Like many campuses, this one is riven by rivalries, gossip, and intrigue. The faculty is bitterly divided over the issue of whether to have a Christmas party. At the start of the fall term, new faculty are entertained at two parties—the one they choose to attend confirms their political alliance—one party given by the vegetarian and earth shoe wing of the faculty, a tantric yoga session—and the other a beer guzzling barbecue. And someone secretly deposits the bloody scrota of a cow on the desks of faculty who have somehow transgressed codes of behavior that no one can identity. Bessie, a secretary, admits to having had four husbands and a thousand affairs. The College president is one of her ex-husbands.
This novel is frequently funny, but its author didn’t know when to stop. There are brilliant comic moments, and then there are other moments that go on and on and on. Characters are given to endless monologues on esoteric subjects. Their concerns often seem to have no relation to reality. They’re just caught up in solipsistic self-absorption. Most of them, especially the main character and narrator, are more like cartoon caricatures than human beings.

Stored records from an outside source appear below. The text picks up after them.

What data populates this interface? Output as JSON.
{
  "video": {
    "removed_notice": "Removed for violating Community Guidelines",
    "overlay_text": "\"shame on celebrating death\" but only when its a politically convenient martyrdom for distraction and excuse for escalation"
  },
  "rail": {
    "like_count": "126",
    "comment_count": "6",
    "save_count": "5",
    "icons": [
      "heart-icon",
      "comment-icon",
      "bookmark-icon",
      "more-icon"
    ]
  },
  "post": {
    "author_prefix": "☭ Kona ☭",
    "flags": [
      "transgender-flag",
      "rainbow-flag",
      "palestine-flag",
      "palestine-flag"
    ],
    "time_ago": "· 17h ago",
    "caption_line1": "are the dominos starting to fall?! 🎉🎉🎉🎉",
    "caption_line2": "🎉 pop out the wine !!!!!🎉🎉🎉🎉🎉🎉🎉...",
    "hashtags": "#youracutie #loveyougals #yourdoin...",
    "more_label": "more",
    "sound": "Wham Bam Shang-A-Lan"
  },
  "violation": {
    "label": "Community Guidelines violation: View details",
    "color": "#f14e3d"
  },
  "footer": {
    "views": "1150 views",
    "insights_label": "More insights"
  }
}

This satiric novel targets issues that normally would interest only those who have been in a higher education environment for years--accreditation reviews, strategic plans, fundraising, faculty burnout, administrators without academic backgrounds, faculty entitlement: a history professor who smokes his cigar and swills his bourbon beneath a “No Smoking” sign in a faculty cafeteria, a creative writing professor who grooms his female students for sex, mathematics faculty who party wildly all semester. What this novel best illustrates is the isolation of college campuses and faculty from reality.